For the atom editor, install the package atom-lcov-info.

Unsafe Tests

Note that some acceptance tests are considered to be unsafe because they modify the system they are running on. One example is the tests for the "users" promise type, which does real manipulation of the user database on the system. Due to their potential to do damage to the host system, these tests are not run unless explicitly asked for. Normally, this is something you would want to do in a VM, so you can restore the OS to a pristine state afterwards.

To run all tests, including the unsafe ones, you either need to be logged in as root or have "sudo" configured to not ask for a password. Then run the following:

$ UNSAFE_TESTS=1 GAINROOT=sudo make check

Again: DO NOT do this on your main computer! Always use a test machine, preferable in a VM.

C Platform Macros

It's important to have portability in a consistent way. In general we use autoconf to test for features (like system headers, defines, specific functions). So try to use the autoconf macros HAVE_DECL_X, HAVE_STRUCT_Y, HAVE_MYFUNCTION etc. See the autoconf manual existing tests section.

It is preferable to write feature-specific ifdefs, instead of OS-specific, but it's not always easy. If necessary use these platform-specific macros in C code:

  • Any Windows system: Use _WIN32. Don't use NT.
  • mingw-based Win32 build: Use __MINGW32__. Don't use MINGW.
  • Cygwin-based Win32 build: Use __CYGWIN__. Don't use CFCYG.
  • OS X: Use __APPLE__. Don't use DARWIN.
  • FreeBSD: Use __FreeBSD__. Don't use FREEBSD.
  • NetBSD: Use __NetBSD__. Don't use NETBSD.
  • OpenBSD: Use __OpenBSD__. Don't use OPENBSD.
  • AIX: Use _AIX. Don't use AIX.
  • Solaris: Use __sun. Don't use SOLARIS.
  • Linux: Use __linux__. Don't use LINUX.
  • HP/UX: Use __hpux (two underscores!).

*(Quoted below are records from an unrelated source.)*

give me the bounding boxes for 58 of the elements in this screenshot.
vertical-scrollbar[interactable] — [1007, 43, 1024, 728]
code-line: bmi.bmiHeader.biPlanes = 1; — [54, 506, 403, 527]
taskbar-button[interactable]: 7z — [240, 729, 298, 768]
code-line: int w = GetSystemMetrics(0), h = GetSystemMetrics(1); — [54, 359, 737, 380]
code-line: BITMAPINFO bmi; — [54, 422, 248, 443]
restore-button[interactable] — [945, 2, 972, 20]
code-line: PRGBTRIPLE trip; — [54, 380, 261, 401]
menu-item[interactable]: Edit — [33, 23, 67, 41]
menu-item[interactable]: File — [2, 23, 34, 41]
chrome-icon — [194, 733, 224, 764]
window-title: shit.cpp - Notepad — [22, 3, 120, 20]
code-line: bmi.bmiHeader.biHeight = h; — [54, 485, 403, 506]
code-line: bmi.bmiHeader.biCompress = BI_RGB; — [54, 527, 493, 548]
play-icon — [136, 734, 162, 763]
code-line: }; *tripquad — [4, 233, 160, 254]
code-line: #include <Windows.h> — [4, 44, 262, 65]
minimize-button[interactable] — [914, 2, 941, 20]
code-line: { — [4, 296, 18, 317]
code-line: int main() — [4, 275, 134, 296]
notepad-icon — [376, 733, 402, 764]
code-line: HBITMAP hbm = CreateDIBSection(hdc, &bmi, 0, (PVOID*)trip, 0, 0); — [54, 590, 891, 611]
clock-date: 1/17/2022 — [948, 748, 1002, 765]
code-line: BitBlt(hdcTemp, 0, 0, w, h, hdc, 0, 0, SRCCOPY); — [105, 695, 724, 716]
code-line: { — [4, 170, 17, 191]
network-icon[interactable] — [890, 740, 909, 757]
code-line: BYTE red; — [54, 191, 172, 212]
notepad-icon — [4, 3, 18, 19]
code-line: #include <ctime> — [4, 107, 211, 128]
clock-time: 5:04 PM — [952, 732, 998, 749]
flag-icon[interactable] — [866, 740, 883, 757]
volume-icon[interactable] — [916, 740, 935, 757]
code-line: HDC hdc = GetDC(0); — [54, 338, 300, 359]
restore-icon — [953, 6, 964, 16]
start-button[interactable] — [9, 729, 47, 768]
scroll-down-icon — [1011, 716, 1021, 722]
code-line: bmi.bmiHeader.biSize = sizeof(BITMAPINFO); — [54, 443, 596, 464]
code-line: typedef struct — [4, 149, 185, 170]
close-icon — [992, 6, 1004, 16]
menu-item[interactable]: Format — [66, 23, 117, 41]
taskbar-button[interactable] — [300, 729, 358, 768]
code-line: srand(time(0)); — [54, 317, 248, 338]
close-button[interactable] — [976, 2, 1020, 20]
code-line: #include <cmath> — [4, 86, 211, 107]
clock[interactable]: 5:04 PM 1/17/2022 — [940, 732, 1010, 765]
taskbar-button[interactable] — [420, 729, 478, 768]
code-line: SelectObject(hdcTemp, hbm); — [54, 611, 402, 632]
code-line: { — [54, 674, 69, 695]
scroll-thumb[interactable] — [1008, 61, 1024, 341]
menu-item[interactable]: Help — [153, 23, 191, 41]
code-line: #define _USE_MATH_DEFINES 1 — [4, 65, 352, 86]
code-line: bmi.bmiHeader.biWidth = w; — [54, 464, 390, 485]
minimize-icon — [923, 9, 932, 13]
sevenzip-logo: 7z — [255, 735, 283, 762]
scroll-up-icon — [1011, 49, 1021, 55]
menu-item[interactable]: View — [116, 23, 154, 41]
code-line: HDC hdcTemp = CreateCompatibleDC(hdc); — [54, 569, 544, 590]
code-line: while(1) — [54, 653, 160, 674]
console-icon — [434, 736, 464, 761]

Don't use hpux.

Finally, it's best to avoid polluting the code logic with many ifdefs. Try restricting ifdefs in the header files, or in the beginning of the C files.

Emacs users

There is Elisp snippet in contrib/cfengine-code-style.el which defines the project's coding style. Please use it when working with source code. The easiest way to do so is to add

(add-to-list 'load-path "<core checkout directory>/contrib")
(require 'cfengine-code-style)

and run

ln -s contrib/dir-locals.el .dir-locals.el

in the top directory of the source code checkout.

atexit() and Windows

On Windows the atexit function works but the functions registered there are executed after or concurrently with DLL unloading. If registered functions rely on DLLs such as pthreads to do locking/unlocking deadlock scenarios can occur when exit is called.

In order to make behavior more explicit and predictable we migrated to always using a homegrown atexit system. RegisterCleanupFunction instead of atexit and DoCleanupAndExit instead of exit.

If _Exit or _exit need to be called that is fine as they don't call atexit or cleanup functions.

In some cases such as when exiting a forked process or in executables which don't register cleanup functions, exit() may be used but a comment should be added noting that this issue was considered.